3. Run All Tools Mode

To enable this mode, set runAll: true in your configuration. The client will iterate through all available tools and execute a call for each one. This cycle repeats for the number of times specified by numCalls.

Parameter Generation

In all modes, you can control how tool parameters are generated.

  • Random (Default): If randomizeParams is true (the default), the client generates random values for required parameters based on their schema type. You can customize this with the mockData config.
  • Fixed: Use the paramOverrides config to provide static values for specific tools and parameters. This is useful for testing with known inputs. paramOverrides will be merged over any randomly generated parameters.

Example paramOverrides:

const config = {
  // ... other config
  paramOverrides: {
    'search-documentation': {
      query: 'how to use sequences',
    },
  },
}

Metrics and Tracking

The library includes a Metrics class that tracks performance data during load tests. You can create and share a single Metrics instance across multiple runs to aggregate data from different test sessions. You can also create your own Metrics type to send metrics to a custom metrics store.

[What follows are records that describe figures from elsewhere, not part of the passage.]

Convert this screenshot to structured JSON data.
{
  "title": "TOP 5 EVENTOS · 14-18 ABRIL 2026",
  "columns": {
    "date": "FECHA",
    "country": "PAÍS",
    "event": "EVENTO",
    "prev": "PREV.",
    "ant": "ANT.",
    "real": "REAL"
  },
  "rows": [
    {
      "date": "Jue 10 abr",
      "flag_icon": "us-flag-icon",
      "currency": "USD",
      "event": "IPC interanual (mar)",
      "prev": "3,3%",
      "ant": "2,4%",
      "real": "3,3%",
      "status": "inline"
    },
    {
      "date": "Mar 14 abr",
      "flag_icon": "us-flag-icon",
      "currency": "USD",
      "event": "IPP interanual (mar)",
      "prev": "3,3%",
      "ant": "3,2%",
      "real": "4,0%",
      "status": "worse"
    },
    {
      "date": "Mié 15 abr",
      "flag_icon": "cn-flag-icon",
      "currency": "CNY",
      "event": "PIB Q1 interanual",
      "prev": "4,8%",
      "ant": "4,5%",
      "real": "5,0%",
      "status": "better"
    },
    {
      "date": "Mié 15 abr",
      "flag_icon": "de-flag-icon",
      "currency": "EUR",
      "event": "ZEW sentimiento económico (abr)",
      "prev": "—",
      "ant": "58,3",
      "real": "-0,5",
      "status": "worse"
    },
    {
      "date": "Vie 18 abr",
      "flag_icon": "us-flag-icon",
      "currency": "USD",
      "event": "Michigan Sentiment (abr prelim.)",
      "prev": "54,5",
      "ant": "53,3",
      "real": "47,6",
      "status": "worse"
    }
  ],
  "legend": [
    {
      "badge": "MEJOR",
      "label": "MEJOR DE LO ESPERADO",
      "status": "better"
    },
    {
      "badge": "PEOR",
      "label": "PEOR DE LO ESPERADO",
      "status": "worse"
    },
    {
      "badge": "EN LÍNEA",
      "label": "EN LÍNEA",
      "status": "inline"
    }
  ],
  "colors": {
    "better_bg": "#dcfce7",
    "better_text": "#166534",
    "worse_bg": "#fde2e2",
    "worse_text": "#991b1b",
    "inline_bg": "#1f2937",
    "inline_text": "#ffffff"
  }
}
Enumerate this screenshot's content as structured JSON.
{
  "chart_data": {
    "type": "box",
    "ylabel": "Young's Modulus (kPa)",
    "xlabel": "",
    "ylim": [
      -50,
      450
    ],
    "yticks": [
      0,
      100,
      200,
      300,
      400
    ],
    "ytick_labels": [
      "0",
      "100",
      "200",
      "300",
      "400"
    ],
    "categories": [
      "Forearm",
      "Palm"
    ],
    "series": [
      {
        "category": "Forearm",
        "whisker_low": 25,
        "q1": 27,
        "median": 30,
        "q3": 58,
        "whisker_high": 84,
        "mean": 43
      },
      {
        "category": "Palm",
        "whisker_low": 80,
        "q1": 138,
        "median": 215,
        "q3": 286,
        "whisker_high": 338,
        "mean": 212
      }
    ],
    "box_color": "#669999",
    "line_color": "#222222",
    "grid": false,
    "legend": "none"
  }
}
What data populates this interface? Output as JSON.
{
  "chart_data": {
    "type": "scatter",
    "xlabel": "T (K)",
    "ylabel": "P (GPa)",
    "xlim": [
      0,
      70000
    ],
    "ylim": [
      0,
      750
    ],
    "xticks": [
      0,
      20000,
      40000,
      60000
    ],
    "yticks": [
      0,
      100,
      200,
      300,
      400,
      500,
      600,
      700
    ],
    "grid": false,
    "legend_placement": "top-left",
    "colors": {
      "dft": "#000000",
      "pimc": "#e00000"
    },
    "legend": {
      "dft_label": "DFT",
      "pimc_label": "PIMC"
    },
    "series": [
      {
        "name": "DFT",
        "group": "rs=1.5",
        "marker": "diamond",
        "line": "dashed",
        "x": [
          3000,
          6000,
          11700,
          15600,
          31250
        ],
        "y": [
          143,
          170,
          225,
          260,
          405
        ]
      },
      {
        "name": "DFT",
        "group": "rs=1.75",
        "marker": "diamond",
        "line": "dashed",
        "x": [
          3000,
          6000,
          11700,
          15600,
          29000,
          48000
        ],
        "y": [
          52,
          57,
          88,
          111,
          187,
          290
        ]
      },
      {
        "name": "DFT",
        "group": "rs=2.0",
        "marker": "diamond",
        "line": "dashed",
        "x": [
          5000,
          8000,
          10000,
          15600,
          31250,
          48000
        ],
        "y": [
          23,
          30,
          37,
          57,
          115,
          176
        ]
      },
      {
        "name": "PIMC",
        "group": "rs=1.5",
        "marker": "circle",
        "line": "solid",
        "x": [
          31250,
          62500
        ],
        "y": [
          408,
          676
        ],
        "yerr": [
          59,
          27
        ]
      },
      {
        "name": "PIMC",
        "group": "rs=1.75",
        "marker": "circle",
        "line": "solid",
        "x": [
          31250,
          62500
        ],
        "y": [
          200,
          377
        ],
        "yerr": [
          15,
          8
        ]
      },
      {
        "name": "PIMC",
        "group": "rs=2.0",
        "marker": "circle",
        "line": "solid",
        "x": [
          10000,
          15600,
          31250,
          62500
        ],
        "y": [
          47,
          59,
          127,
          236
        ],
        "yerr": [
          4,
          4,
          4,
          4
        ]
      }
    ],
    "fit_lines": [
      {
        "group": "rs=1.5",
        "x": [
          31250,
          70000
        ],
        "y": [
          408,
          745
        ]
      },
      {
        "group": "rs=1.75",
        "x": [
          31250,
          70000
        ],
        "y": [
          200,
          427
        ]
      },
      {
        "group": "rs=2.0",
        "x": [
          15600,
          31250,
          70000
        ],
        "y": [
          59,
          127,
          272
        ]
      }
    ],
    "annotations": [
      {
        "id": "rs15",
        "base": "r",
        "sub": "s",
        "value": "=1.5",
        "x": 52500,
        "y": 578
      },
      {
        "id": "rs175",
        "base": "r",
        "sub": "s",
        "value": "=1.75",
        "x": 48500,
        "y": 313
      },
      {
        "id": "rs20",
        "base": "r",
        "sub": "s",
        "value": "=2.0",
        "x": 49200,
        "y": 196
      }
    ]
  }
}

Using Shared Metrics Instances

import { run, Metrics } from 'mcp-client'

// Create a shared metrics instance
const sharedMetrics = new Metrics()

// Run multiple load tests with the same metrics instance
await run({
  serverUrl: 'http://localhost:8080',
  numCalls: 10,
  metrics: sharedMetrics, // Share the same instance
})

await run({
  serverUrl: 'http://localhost:8080',
  numCalls: 15,
  metrics: sharedMetrics, // Continue adding to the same metrics
})

// Get aggregated results from all runs
const summary = sharedMetrics.getSummary()
console.log('Total across all runs:', summary.total)

Metrics Class Methods

The Metrics class provides several methods for tracking and analyzing performance:

  • record(params): Records a single tool call result
  • getSummary(): Returns detailed statistics including averages, percentiles, and per-tool breakdowns
  • printSummary(): Prints a formatted summary to the console

Output

After the load test completes, a summary of the results is printed to the console.

Example Output:

--- Load Test Summary ---
Total requests: 10
Success: 9
Failure: 1
Avg response time: 152.30 ms
Median response time: 145.00 ms
95th percentile response time: 250.00 ms
Throughput: 6.57 req/sec
Errors: { 'Tool execution failed': 1 }
Per-tool stats:
  list-specs: total=5, success=5, failure=0, avg=120.50 ms
  list-endpoints: total=5, success=4, failure=1, avg=184.10 ms

Roadmap

  • CLI management tool
  • oauth2 client support
  • pass-in auth / headers
  • Output assertions
  • Support for one-shot tool calls without a persistent connection.